A vitória sobre o nazi-fascismo teve profundos reflexos na nova situação internacional abrindo espaço à afirmação das forças da democracia, do socialismo, de libertação nacional e da paz. Nos anos que se seguiram os trabalhadores e os povos de todo o mundo alcançaram importantes conquistas políticas, económicas e sociais que moldaram e marcam hoje a nossa vida.
Em Portugal, sob a ditadura, a vitória foi comemorada em enormes manifestações de afirmação democrática e patriótica que fizeram tremer o regime e levou a momentâneas concessões que não tardariam a ser postas em causa pelo reforço da repressão anti-comunista. Beneficiando da cumplicidade e da benevolência das grandes potências imperialistas e das suas alianças anti-comunistas o regime fascista de Salazar sobreviveria ao fim da guerra e manter-se-ia por mais alguns e longos anos, mas acabaria por cair pela luta do povo português naquela inesquecível madrugada de 25 de Abril.

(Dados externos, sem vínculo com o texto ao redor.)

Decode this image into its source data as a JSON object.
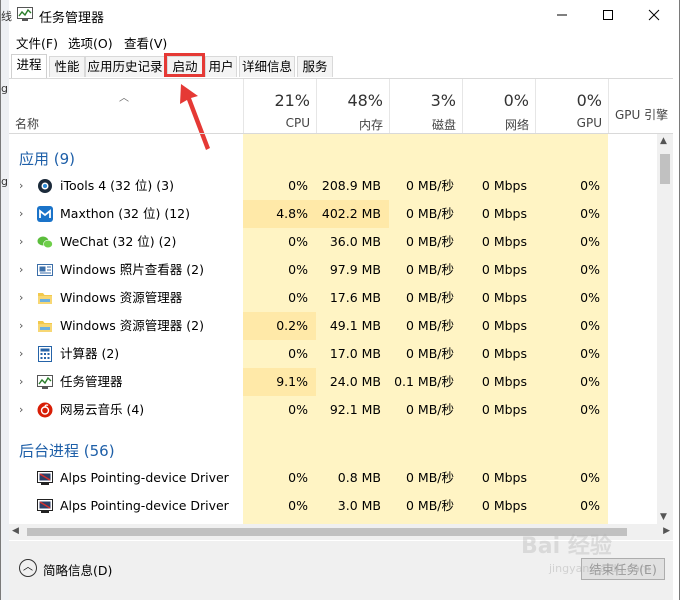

Sessenta anos passados, neste início do Século XXI o mundo é muito diferente, mas nem por isso desapareceram as ambições de domínio mundial das forças mais reaccionárias do grande capital financeiro reforçadas com as suas tentaculares organizações planetárias e com a nova correlação de forças mundial resultante do desaparecimento do socialismo como sistema mundial.
Sessenta anos passados o mesmo capital e as grandes potências que suportam os seus interesses e as suas ambições hegemónicas rivalizam pela apropriação dos recursos dos povos, pelo domínio dos mercados e pelo controlo de esferas de influência.
Sessenta anos passados, a mesma política de reforço de blocos, os mesmos planos de militarização, agora da União Europeia que o novo “Tratado Constitucional” assume e reforça e a que se junta a imposição da matriz neoliberal e do capitalismo como única saída para a solução dos problemas dos povos.
Sessenta anos passados, a mesma contradição entre as enormes potencialidades permitidas pelas grandes conquistas da ciência e da técnica e a persistência da fome e da pobreza de milhões de seres humanos, as mesmas relações de subjugação, de trocas e de desenvolvimento desiguais, as mesmas relações de exploração. De novo a crise do sistema capitalista e da aposta no militarismo como saída para crise. De novo a mesma complacência e solidariedade de classe na agressão e ingerência na vida dos povos espezinhando o Direito Internacional. A mesma linha de ataque contra os direitos laborais e sociais dos trabalhadores com o objectivo de os fazer recuar para o patamar mínimo anterior à guerra.
Sessenta anos passados a mesma perigosa banalização da violência, a mesma naturalização dos sentimentos xenófobos e do racismo.
Apesar dos imensos perigos, comemoramos o Dia da Vitória confiantes na capacidade de resistência e luta das forças organizadas dos trabalhadores e dos povos contra as agressões imperialistas e a ofensiva do grande capital.
Sessenta anos passados está nas mãos das forças do progresso e da democracia, nas mãos dos trabalhadores e dos povos travar a escalada belicista e de agressão aos povos do globo.
Está nas mãos de todos nós a defesa
de um mundo de cooperação e de paz entre todos os povos.